Musik ist ein unerklärbares Geschenk aus einer anderen Welt“, wusste Nikolaus Harnoncourt. Dieses Geschenk pflegte der Cellist und Dirigent zeitlebens wie nur wenige. Und verteidigte es gegen die Banalität, Nachlässigkeit, Verschüttung, Vereinnahmung ...
Andere vergleichbare Pultkollegen theoretisierten oft in dicken Wälzern, etwa der Brite John Eliot Gardiner (zuletzt über Bach). Harnoncourt begnügte sich mit knappen und dennoch gewichtigen Reden und Essays. Seine Frau Alice, ewig treue Begleiterin auch als Geigerin in seinem Concentus Musicus, hat als Nachlassbetreuerin des 2016 verstorbenen Musikers, Denkers und Forschers 15 davon zusammengetragen in der Hoffnung, „dass seine vertiefenden Überlegungen andere inspirieren und beflügeln“.
„Über Musik“ nennt sich ganz neutral der Band, in dem man erfährt, warum Harnoncourt Kunst im Allgemeinen und Musik im Speziellen für „die wichtigste Lebensquelle“ hielt. Das ist in Kapiteln über das Musikhören genauso zu spüren und zu verstehen wie über das Vibrato oder die Klangästhetik bei Claudio Monteverdi, einem seiner großen Lieblinge.
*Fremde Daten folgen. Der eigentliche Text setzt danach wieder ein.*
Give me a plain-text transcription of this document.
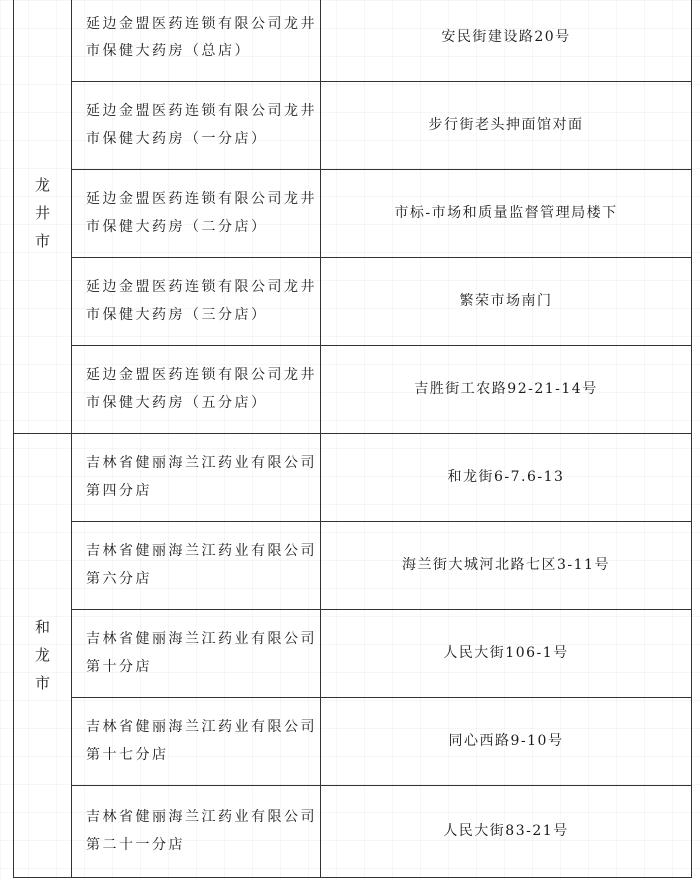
龙井市	延边金盟医药连锁有限公司龙井市保健大药房（总店）	安民街建设路20号

	延边金盟医药连锁有限公司龙井市保健大药房（一分店）	步行街老头抻面馆对面

	延边金盟医药连锁有限公司龙井市保健大药房（二分店）	市标-市场和质量监督管理局楼下

	延边金盟医药连锁有限公司龙井市保健大药房（三分店）	繁荣市场南门

	延边金盟医药连锁有限公司龙井市保健大药房（五分店）	吉胜街工农路92-21-14号
和龙市	吉林省健丽海兰江药业有限公司第四分店	和龙街6-7.6-13

	吉林省健丽海兰江药业有限公司第六分店	海兰街大城河北路七区3-11号

	吉林省健丽海兰江药业有限公司第十分店	人民大街106-1号

	吉林省健丽海兰江药业有限公司第十七分店	同心西路9-10号

	吉林省健丽海兰江药业有限公司第二十一分店	人民大街83-21号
Der Untertitel des Buches, acht Monate nach "Meine Familie" erschienen, lautet nicht zufällig „Mozart und die Werkzeuge des Affen“. Freilich braucht man nicht erst den „rätselhaften Genius“, um zu zeigen, was den Menschen vom Tier unterscheidet. Aber Harnoncourt unterstrich am Paradebeispiel Mozart, für ihn „vielleicht ein Griffel Gottes, der uns zwingt, in seelische Abgründe zu schauen und kurz darauf in den Himmel“, dass immer „die Denkweise des Herzens“ zählt. Diese sollte in seinen Augen mutig über das Rationale hinausgehen, denn „sogar die Wissenschaft wird erst interessant, wenn sie von der Phantasie gestört wird“.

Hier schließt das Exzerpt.